The modified question relating to the sex of an applicant will continue to be a required question but changes from simply asking “Sex” to now asking “Legal Sex.” The options continue to be either “Female” or “Male,” and the applicant must choose one response.
The new “Gender Identity” question is optional, and the choices are “Woman,” “Man” or “Self-Identify” with a free-form text field provided.
Late Monday, the Common Application reversed a long-standing policy set by its board of directors in 2011 and followed the UCA lead by announcing on its website that students applying in 2016-17 will have “the ability to express their gender identity in several ways including within the Profile page, optional free response text field, as well as in member colleges’ specific sections.”
According to UCA, the application modifications were requested by member colleges and universities as well as by national LGBTQ student advisory organizations. Over the past year, UCA has worked closely with Campus Pride and the Stonewall Center at the University of Massachusetts Amherst to carefully craft its response to the requests from LGBTQ youth, higher education and youth advocacy organizations.
“The Universal College Application is being responsive to today’s diverse student population by adding the gender identity question. We need this information to ensure we are supporting all students’ academic experiences,” said Shane Windmeyer, executive director of Campus Pride. “Campus Pride applauds the Universal College Application for being the first to do so on their standardized form.”
In its statement, the Common App indicated that the decision to change position came after an “ongoing dialogue” with member colleges and universities and in consultation with its Application Advisory and Outreach Committees.
“We asked all the companies that produce admissions applications to add a question about gender identity, and the Universal College Application was the only one that immediately saw the value of such a change and made it,” explained Dr. Genny Beemyn, the director of the Stonewall Center. “Others are now following suit.”
And by working with organizations supporting the LGBTQ community, the UCA approach is less controversial and more in line with what experts believe is appropriate language.
According to the Common App, their change will offer a free-response text field to give students a place to further describe their gender identity. Within the Profile screen, the sex question will be modified to “sex assigned at birth” as opposed to the UCA’s modification to “legal sex.” Representing Campus Pride, Windmeyer noted that the language “sex assigned at birth” is problematic and suggested that while the open-ended field is an inclusive approach, it will be challenging for data collection with gender identity.

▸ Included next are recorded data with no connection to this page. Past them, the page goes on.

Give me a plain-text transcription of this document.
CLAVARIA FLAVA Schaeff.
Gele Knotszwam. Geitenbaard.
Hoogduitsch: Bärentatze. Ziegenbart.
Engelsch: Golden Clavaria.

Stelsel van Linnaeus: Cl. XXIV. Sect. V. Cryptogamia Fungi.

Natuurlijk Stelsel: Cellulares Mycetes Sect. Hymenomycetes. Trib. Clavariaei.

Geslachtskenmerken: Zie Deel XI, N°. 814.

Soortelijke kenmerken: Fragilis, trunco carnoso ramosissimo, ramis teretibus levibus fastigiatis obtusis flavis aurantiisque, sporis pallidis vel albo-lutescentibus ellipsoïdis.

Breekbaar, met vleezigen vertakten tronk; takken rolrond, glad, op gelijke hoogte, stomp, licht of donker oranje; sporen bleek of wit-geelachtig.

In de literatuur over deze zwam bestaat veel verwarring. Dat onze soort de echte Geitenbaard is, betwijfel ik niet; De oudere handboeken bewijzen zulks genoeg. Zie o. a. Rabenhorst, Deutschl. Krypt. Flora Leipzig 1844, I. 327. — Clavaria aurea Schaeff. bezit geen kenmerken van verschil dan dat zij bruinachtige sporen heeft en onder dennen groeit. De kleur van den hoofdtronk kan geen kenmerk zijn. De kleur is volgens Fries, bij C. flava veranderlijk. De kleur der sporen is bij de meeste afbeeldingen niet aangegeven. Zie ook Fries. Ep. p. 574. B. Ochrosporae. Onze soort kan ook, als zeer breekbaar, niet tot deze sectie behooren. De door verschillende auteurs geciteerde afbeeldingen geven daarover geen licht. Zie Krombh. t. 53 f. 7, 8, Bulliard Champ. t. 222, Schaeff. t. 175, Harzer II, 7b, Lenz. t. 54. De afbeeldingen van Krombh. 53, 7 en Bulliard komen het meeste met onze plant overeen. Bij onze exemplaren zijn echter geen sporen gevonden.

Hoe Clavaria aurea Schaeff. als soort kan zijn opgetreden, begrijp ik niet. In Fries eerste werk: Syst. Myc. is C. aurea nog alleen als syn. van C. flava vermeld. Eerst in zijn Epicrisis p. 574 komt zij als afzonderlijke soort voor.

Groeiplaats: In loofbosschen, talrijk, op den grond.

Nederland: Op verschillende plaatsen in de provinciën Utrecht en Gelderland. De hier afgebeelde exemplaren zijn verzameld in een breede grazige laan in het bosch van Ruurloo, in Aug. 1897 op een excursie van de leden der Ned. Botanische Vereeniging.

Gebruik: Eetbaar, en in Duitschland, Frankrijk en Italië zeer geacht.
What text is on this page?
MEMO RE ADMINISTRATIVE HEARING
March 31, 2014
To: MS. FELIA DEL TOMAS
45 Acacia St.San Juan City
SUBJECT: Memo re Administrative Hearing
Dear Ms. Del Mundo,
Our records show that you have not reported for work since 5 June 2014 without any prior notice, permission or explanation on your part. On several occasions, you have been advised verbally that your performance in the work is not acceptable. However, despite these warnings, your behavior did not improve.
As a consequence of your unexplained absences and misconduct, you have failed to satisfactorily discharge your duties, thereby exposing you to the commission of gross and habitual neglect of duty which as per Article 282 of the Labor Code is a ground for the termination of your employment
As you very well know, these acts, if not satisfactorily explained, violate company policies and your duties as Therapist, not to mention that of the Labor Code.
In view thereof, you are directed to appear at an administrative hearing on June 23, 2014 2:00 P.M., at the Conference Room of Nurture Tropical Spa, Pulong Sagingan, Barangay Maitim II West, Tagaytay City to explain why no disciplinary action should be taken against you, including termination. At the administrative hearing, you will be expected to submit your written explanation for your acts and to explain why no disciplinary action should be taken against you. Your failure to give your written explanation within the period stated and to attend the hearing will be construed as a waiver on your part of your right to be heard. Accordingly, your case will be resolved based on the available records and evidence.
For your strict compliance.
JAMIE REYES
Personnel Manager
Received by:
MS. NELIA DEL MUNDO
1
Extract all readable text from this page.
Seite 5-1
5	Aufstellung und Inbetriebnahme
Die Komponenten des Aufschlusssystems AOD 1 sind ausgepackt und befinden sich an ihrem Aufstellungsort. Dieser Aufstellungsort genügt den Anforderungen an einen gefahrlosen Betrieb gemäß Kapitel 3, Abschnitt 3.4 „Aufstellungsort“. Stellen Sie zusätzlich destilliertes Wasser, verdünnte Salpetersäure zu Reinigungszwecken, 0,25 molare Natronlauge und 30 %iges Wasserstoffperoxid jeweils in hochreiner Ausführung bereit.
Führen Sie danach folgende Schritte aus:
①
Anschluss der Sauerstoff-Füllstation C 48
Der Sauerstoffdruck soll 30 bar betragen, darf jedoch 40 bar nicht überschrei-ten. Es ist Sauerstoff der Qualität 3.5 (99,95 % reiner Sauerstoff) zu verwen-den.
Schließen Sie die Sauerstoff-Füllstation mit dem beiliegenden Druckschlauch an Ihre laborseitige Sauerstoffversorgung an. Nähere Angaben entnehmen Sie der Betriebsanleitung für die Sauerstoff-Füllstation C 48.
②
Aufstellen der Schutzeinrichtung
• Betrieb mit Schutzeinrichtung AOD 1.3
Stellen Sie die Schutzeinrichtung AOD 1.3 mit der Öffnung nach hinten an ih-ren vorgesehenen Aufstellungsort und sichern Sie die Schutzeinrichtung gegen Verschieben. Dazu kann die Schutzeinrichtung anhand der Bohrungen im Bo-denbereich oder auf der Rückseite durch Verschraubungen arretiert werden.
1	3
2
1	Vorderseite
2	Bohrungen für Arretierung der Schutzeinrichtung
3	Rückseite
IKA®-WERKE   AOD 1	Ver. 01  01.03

In fact, one of the motivations behind the optional gender identity question is the “clarified” legal concerns associated with Title IX compliance. Colleges now have more of an incentive to seek information about transgender applicants and students. And if a recent discussion on the Common Data Set listserv is any indication, there are associated reporting problems for colleges providing data to IPEDS (Integrated Postsecondary Education Data System).
For everyone involved, the willingness of both the Common Application and the UCA to modify their applications in ways that help make gender identification easier for applicants and result in better reporting for colleges marks an historic shift in attitude. Note that the Coalition and CollegeNET® have yet to comment on their respective positions in this regard, but it seems likely they will follow suit.
“I think we’re all going to have to take a step forward and stop assuming, to the extent that we do, that any specific person standing in front of us has an identity that we can discern at a glance,” said Jonathan Burdick, dean of college admission and vice provost for enrollment initiatives at the University of Rochester, in support of the UCA announcement on Sunday. “That’s kind of exciting, I think, to be living in a society on the cusp of a new, more sophisticated degree of understanding about what it means to be a human being.”